So, what do you mean by play? An activity is play to some degree but not fully play until it is:
Self-chosen and self-directed: We are in the world where adults intervene in everything that the child does but for a play to be true it has to be self-chosen and self-directed by the child without any restriction and direction from the adult. Play helps kids to socialise, make their rules, negotiate with the partner, freedom to quit, discover and find their passion. It should be not connected to any price or reward. Adults add rewards to the play and that can undermine play and the benefits of natural play.
Guided by natural rules: Play must be guided by natural rules as it involves some element of imagination and not guided by forced rules from adults.
Play is trivial but it is not easy: Play is trivial but that doesn’t mean it is unimportant. Giving opportunity to practice skills, children do the same things again and again so that’s the evidence that they learn to practice. Play raises the level of creativity and when children play on their own, they learn life skills.
Is lack of play affecting kids’ mental health?
I can definitely share a global perspective with you. In the United States, there has been an increase in mental health problems among children including depression, anxiety and even increase in the number of suicides among children. This is very concerning, and parents are becoming aware of this problem. Many research papers have suggested that the burden of modern schooling hinders the way children are designed to play and therefore young children are suffering from stress due to academic training.
There are girl children in the country who are discouraged from playing outdoors after a certain age (pre-teens and teens) with boys. How can that affect kids?

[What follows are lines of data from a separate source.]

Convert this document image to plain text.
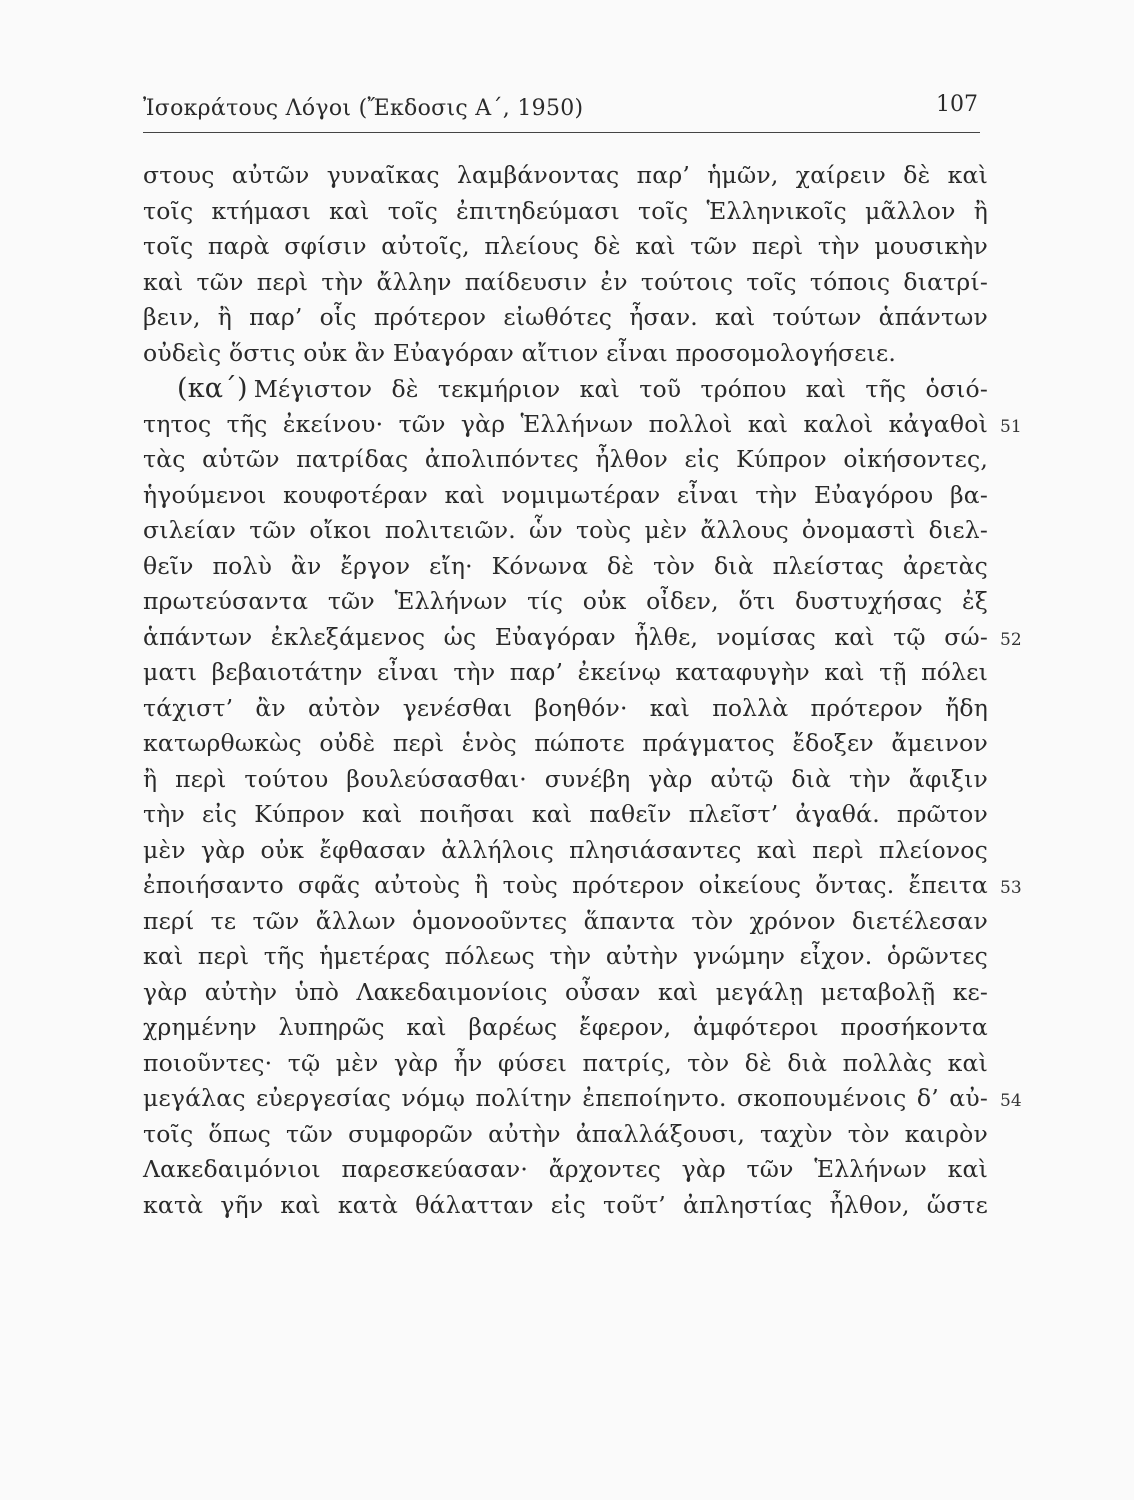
Ἰσοκράτους Λόγοι (Ἔκδοσις Α΄, 1950)	107
στους αὐτῶν γυναῖκας λαμβάνοντας παρ’ ἡμῶν, χαίρειν δὲ καὶ
τοῖς κτήμασι καὶ τοῖς ἐπιτηδεύμασι τοῖς Ἑλληνικοῖς μᾶλλον ἢ
τοῖς παρὰ σφίσιν αὐτοῖς, πλείους δὲ καὶ τῶν περὶ τὴν μουσικὴν
καὶ τῶν περὶ τὴν ἄλλην παίδευσιν ἐν τούτοις τοῖς τόποις διατρί-
βειν, ἢ παρ’ οἷς πρότερον εἰωθότες ἦσαν. καὶ τούτων ἁπάντων
οὐδεὶς ὅστις οὐκ ἂν Εὐαγόραν αἴτιον εἶναι προσομολογήσειε.
(κα΄) Μέγιστον δὲ τεκμήριον καὶ τοῦ τρόπου καὶ τῆς ὁσιό-
τητος τῆς ἐκείνου· τῶν γὰρ Ἑλλήνων πολλοὶ καὶ καλοὶ κἀγαθοὶ
τὰς αὑτῶν πατρίδας ἀπολιπόντες ἦλθον εἰς Κύπρον οἰκήσοντες,
ἡγούμενοι κουφοτέραν καὶ νομιμωτέραν εἶναι τὴν Εὐαγόρου βα-
σιλείαν τῶν οἴκοι πολιτειῶν. ὧν τοὺς μὲν ἄλλους ὀνομαστὶ διελ-
θεῖν πολὺ ἂν ἔργον εἴη· Κόνωνα δὲ τὸν διὰ πλείστας ἀρετὰς
πρωτεύσαντα τῶν Ἑλλήνων τίς οὐκ οἶδεν, ὅτι δυστυχήσας ἐξ
ἁπάντων ἐκλεξάμενος ὡς Εὐαγόραν ἦλθε, νομίσας καὶ τῷ σώ-
ματι βεβαιοτάτην εἶναι τὴν παρ’ ἐκείνῳ καταφυγὴν καὶ τῇ πόλει
τάχιστ’ ἂν αὐτὸν γενέσθαι βοηθόν· καὶ πολλὰ πρότερον ἤδη
κατωρθωκὼς οὐδὲ περὶ ἑνὸς πώποτε πράγματος ἔδοξεν ἄμεινον
ἢ περὶ τούτου βουλεύσασθαι· συνέβη γὰρ αὐτῷ διὰ τὴν ἄφιξιν
τὴν εἰς Κύπρον καὶ ποιῆσαι καὶ παθεῖν πλεῖστ’ ἀγαθά. πρῶτον
μὲν γὰρ οὐκ ἔφθασαν ἀλλήλοις πλησιάσαντες καὶ περὶ πλείονος
ἐποιήσαντο σφᾶς αὐτοὺς ἢ τοὺς πρότερον οἰκείους ὄντας. ἔπειτα
περί τε τῶν ἄλλων ὁμονοοῦντες ἅπαντα τὸν χρόνον διετέλεσαν
καὶ περὶ τῆς ἡμετέρας πόλεως τὴν αὐτὴν γνώμην εἶχον. ὁρῶντες
γὰρ αὐτὴν ὑπὸ Λακεδαιμονίοις οὖσαν καὶ μεγάλῃ μεταβολῇ κε-
χρημένην λυπηρῶς καὶ βαρέως ἔφερον, ἀμφότεροι προσήκοντα
ποιοῦντες· τῷ μὲν γὰρ ἦν φύσει πατρίς, τὸν δὲ διὰ πολλὰς καὶ
μεγάλας εὐεργεσίας νόμῳ πολίτην ἐπεποίηντο. σκοπουμένοις δ’ αὐ-
τοῖς ὅπως τῶν συμφορῶν αὐτὴν ἀπαλλάξουσι, ταχὺν τὸν καιρὸν
Λακεδαιμόνιοι παρεσκεύασαν· ἄρχοντες γὰρ τῶν Ἑλλήνων καὶ
κατὰ γῆν καὶ κατὰ θάλατταν εἰς τοῦτ’ ἀπληστίας ἦλθον, ὥστε
51
52
53
54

Most of the learning happen when kids mingle with children of other age and gender. Younger children learn from older children and vice versa. When children play across age and gender, they tend to learn much more meaningful life-skills including negotiation and freedom to quit. The idea of segregating children on the basis of age and gender is a modern idea and provides less opportunity for children to grow and learn life-skills.
Advice for parents?
We look at play traditionally as a recess, but it is far more than that and is crucial in a child’s overall development. Play raises the level of creativity as it involves some element of imagination. Academic training should never be an excuse to not let children play as it takes away their opportunity to learn from self-chosen and self-directed play.